Imaginez un monde où vous ne pouvez plus faire confiance à ce que vous voyez dans une vidéo. Un monde où les personnalités publiques tiennent des discours qu’elles n’ont jamais prononcés, où vos proches apparaissent dans des situations compromettantes sans y avoir jamais participé. Bienvenue dans l’ère des deepfakes, ces montages vidéo ultra-réalistes générés par intelligence artificielle. Si cette technologie ouvre des perspectives créatives fascinantes, elle représente également une menace grandissante pour notre société, à l’heure où la désinformation se propage à une vitesse alarmante.
Aux origines des deepfakes : le deep learning
Les deepfakes s’appuient sur une branche de l’intelligence artificielle appelée deep learning ou apprentissage profond. Cette technique utilise des réseaux de neurones artificiels pour analyser d’immenses volumes de données, comme des photos et vidéos de visages. Parmi les architectures de deep learning les plus utilisées pour créer des deepfakes, on trouve les réseaux antagonistes génératifs (GANs). Ceux-ci mettent en compétition deux réseaux de neurones : un générateur, qui crée des contenus synthétiques, et un discriminateur, qui tente de différencier le vrai du faux.

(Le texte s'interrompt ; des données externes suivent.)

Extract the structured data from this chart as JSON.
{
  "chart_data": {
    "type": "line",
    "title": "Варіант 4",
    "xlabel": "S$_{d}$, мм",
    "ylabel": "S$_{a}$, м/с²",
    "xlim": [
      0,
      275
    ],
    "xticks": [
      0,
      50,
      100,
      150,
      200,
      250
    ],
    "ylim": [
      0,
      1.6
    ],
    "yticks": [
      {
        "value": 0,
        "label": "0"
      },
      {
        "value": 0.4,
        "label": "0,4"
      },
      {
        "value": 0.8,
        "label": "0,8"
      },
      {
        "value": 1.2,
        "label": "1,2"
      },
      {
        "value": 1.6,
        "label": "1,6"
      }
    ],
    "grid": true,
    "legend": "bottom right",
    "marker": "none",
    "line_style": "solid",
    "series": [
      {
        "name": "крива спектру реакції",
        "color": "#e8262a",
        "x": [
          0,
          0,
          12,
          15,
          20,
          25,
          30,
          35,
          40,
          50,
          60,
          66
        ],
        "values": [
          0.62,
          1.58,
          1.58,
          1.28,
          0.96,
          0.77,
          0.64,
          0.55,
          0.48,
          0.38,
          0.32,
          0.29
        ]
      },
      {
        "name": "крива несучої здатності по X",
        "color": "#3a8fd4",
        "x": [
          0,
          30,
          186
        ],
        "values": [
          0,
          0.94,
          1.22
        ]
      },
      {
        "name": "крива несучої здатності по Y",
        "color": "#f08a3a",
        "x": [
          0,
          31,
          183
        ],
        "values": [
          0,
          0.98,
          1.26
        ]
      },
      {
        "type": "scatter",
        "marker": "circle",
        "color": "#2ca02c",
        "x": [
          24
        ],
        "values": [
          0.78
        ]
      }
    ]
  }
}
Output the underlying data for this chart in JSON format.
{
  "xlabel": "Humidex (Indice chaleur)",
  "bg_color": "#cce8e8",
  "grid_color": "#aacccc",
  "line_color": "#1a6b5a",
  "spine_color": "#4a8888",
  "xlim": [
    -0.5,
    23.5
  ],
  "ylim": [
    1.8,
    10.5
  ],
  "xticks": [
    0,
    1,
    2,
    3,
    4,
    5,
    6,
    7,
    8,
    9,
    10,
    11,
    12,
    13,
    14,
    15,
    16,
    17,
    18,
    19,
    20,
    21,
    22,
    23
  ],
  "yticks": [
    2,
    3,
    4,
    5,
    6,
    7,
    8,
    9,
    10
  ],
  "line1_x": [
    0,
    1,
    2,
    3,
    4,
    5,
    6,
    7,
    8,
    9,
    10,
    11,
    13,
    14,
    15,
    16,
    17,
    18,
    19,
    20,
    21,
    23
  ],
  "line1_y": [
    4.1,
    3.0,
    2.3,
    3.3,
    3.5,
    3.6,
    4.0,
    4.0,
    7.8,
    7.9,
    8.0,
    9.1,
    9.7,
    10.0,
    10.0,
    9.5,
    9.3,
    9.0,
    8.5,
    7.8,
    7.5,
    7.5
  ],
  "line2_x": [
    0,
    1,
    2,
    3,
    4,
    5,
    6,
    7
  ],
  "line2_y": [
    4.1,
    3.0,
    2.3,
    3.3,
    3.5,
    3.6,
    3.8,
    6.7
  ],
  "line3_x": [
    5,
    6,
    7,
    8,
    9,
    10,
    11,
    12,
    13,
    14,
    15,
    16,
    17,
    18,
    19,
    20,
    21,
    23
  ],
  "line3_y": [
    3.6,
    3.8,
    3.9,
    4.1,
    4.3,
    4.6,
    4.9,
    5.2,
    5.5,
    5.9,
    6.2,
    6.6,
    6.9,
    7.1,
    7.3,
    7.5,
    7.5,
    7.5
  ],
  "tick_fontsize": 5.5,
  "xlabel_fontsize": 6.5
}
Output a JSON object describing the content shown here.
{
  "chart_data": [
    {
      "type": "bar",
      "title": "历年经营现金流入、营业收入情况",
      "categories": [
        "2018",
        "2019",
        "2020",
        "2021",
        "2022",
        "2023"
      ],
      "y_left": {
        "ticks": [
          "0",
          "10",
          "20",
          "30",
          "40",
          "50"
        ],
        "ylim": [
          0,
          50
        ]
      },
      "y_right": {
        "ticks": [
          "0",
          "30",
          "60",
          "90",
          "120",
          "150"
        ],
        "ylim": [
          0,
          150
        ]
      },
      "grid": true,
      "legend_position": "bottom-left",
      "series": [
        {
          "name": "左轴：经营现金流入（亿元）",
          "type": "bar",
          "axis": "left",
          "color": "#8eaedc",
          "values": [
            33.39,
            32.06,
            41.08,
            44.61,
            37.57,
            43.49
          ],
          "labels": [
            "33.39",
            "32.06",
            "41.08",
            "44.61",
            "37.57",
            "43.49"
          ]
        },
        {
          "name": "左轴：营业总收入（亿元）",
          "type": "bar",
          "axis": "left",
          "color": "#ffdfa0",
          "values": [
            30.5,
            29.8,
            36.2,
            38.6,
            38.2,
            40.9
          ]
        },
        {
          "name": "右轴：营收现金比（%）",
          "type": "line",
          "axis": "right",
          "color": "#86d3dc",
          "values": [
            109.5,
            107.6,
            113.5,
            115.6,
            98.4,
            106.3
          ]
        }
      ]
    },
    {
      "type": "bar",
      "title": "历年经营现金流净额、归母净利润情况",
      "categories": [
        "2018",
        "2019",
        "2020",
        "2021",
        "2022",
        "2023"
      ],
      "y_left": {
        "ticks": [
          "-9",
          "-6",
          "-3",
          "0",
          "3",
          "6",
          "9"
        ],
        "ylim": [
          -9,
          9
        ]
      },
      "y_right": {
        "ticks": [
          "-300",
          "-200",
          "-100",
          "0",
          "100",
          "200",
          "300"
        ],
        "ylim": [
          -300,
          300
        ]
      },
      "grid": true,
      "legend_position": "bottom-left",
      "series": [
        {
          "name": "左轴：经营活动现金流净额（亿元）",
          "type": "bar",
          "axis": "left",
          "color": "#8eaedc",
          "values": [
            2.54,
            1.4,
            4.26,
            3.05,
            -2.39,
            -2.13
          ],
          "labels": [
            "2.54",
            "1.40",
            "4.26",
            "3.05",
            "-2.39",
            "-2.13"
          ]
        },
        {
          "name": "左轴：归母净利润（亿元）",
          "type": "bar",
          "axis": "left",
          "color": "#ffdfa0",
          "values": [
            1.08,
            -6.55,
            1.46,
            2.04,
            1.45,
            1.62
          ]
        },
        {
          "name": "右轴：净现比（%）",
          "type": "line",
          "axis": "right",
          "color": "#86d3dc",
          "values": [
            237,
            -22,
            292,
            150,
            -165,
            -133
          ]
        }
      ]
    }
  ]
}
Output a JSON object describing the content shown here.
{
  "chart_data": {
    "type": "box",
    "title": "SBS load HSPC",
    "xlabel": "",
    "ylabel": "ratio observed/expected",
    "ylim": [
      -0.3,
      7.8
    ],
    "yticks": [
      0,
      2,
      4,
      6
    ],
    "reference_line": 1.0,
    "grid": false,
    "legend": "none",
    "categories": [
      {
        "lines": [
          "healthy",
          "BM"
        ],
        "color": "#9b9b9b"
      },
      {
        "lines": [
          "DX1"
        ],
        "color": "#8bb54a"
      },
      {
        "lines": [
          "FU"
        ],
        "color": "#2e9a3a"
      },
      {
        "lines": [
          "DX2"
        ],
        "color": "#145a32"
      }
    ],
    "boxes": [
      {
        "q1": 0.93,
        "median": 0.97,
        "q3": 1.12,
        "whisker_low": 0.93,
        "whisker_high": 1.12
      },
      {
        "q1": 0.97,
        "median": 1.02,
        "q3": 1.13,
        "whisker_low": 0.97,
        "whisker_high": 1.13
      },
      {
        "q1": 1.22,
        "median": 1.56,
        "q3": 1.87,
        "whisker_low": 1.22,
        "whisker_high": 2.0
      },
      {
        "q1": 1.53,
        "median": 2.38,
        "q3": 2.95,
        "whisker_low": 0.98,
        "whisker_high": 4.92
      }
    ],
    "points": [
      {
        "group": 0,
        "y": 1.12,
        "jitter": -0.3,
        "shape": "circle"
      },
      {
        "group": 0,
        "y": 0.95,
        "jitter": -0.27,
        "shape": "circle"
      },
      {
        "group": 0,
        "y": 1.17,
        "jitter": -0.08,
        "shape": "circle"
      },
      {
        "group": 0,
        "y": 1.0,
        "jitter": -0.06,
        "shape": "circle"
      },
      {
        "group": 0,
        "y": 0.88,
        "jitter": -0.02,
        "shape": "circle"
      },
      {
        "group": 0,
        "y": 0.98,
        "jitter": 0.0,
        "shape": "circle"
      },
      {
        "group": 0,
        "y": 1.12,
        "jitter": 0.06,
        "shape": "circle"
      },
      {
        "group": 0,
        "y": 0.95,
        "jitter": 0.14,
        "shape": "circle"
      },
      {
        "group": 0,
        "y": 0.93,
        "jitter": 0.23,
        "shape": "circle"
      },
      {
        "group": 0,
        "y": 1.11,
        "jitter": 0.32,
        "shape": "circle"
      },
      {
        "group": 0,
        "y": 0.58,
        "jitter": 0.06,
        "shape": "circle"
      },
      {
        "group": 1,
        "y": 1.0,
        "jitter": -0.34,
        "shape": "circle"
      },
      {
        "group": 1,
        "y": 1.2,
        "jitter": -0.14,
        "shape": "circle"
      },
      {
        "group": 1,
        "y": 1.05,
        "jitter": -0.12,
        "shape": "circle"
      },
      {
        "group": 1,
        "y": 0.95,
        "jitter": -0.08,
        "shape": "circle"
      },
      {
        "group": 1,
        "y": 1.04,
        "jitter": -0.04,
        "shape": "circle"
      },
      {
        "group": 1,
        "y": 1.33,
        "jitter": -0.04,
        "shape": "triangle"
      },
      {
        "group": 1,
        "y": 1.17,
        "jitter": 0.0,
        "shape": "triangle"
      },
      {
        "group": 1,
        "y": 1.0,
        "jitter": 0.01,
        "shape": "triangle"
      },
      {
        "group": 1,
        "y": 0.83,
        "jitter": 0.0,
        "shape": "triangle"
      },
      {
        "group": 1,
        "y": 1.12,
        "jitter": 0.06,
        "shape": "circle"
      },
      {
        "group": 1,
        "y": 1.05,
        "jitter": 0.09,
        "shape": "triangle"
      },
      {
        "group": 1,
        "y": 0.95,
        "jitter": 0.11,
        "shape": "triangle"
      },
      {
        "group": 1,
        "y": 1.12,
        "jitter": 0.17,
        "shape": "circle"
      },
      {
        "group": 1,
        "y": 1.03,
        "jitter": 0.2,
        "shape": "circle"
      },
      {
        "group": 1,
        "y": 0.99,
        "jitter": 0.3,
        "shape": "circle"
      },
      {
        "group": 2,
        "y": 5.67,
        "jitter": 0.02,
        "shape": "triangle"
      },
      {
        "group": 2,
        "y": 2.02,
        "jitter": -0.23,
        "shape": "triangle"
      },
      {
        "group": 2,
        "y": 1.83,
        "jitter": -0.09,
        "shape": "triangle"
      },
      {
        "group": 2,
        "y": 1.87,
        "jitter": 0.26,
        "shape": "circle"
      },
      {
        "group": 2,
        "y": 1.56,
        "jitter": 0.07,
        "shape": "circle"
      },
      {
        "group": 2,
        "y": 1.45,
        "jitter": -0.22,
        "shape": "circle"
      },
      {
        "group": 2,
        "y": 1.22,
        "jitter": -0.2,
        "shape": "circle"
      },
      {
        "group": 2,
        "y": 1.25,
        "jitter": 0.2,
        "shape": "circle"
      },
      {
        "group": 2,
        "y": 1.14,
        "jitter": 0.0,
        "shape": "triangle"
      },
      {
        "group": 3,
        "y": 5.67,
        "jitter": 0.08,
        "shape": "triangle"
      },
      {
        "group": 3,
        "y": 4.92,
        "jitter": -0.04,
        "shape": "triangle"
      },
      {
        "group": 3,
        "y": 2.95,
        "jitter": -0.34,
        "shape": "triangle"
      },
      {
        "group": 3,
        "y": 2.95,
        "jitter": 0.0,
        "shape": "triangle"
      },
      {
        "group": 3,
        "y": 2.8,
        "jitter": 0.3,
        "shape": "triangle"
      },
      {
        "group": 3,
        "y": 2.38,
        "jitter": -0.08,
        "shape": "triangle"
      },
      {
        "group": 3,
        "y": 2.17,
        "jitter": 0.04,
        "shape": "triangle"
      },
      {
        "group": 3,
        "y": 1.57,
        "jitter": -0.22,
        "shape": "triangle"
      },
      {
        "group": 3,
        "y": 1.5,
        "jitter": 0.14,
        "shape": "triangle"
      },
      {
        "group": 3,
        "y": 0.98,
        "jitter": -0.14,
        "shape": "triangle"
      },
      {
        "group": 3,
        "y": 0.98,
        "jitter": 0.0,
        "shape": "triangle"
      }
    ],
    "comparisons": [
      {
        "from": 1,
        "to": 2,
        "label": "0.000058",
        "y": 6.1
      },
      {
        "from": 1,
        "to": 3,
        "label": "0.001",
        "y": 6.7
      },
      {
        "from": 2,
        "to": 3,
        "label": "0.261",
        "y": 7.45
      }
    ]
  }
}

Dans les coulisses de la création d’un deepfake
Concrètement, pour réaliser un deepfake, il faut d’abord collecter de nombreuses images et vidéos de la personne à imiter. L’intelligence artificielle va alors apprendre les caractéristiques de son visage, sa gestuelle, le timbre de sa voix… Une fois le modèle entraîné, il devient possible de générer de nouvelles vidéos en y transposant le visage et les expressions de la cible. Différentes techniques sont employées :
- Le face swapping pour remplacer un visage par un autre
- Le lip syncing pour synchroniser les mouvements des lèvres avec un autre son
- Le puppeteering pour animer un visage à partir des expressions d’un autre en temps réel
Des deepfakes ludiques aux montages malveillants
Si les deepfakes ont d’abord été utilisés à des fins humoristiques ou artistiques, leur potentiel néfaste est vite apparu. Diffusés sur les réseaux sociaux, ces montages peuvent servir à propager de fausses informations et influencer l’opinion publique. Imaginez un candidat à une élection qui tiendrait des propos choquants dans une vidéo trafiquée à quelques jours du scrutin…
Une personne exposée à un deepfake mettant en scène un homme politique qu’elle apprécie pourra se rappeler d’un événement qui n’a en réalité jamais eu lieu. On parle alors « d’effet Mandela ».
Nina Schick, autrice de « Deepfakes: The Coming Infocalypse »
Les deepfakes risquent également d’être utilisés comme outil de chantage ou de vengeance, en faisant apparaître une personne dans une vidéo compromettante. Et même lorsque l’entourage de la victime sait qu’il s’agit d’un montage, le mal est fait : impossible de supprimer totalement ces images sur internet.
Détecter et contrer la menace des deepfakes
Face au danger que représentent les deepfakes malveillants, la sensibilisation est essentielle. Chacun doit prendre conscience de cette technologie et garder un esprit critique face aux vidéos circulant en ligne. En parallèle, chercheurs et entreprises planchent sur des outils de détection des deepfakes. Basés eux aussi sur l’intelligence artificielle, ces algorithmes tentent de repérer des incohérences subtiles (reflets dans l’iris, micro-expressions du visage…) pour authentifier une vidéo.
L’essor des deepfakes nous confronte à des défis technologiques, juridiques et éthiques inédits. Si leur potentiel créatif est indéniable, leur utilisation malveillante pourrait durablement miner la confiance accordée aux médias en ligne. Dans ce contexte, une meilleure compréhension de ces outils et la mise en place de garde-fous s’avèrent cruciales pour protéger les individus et le débat public.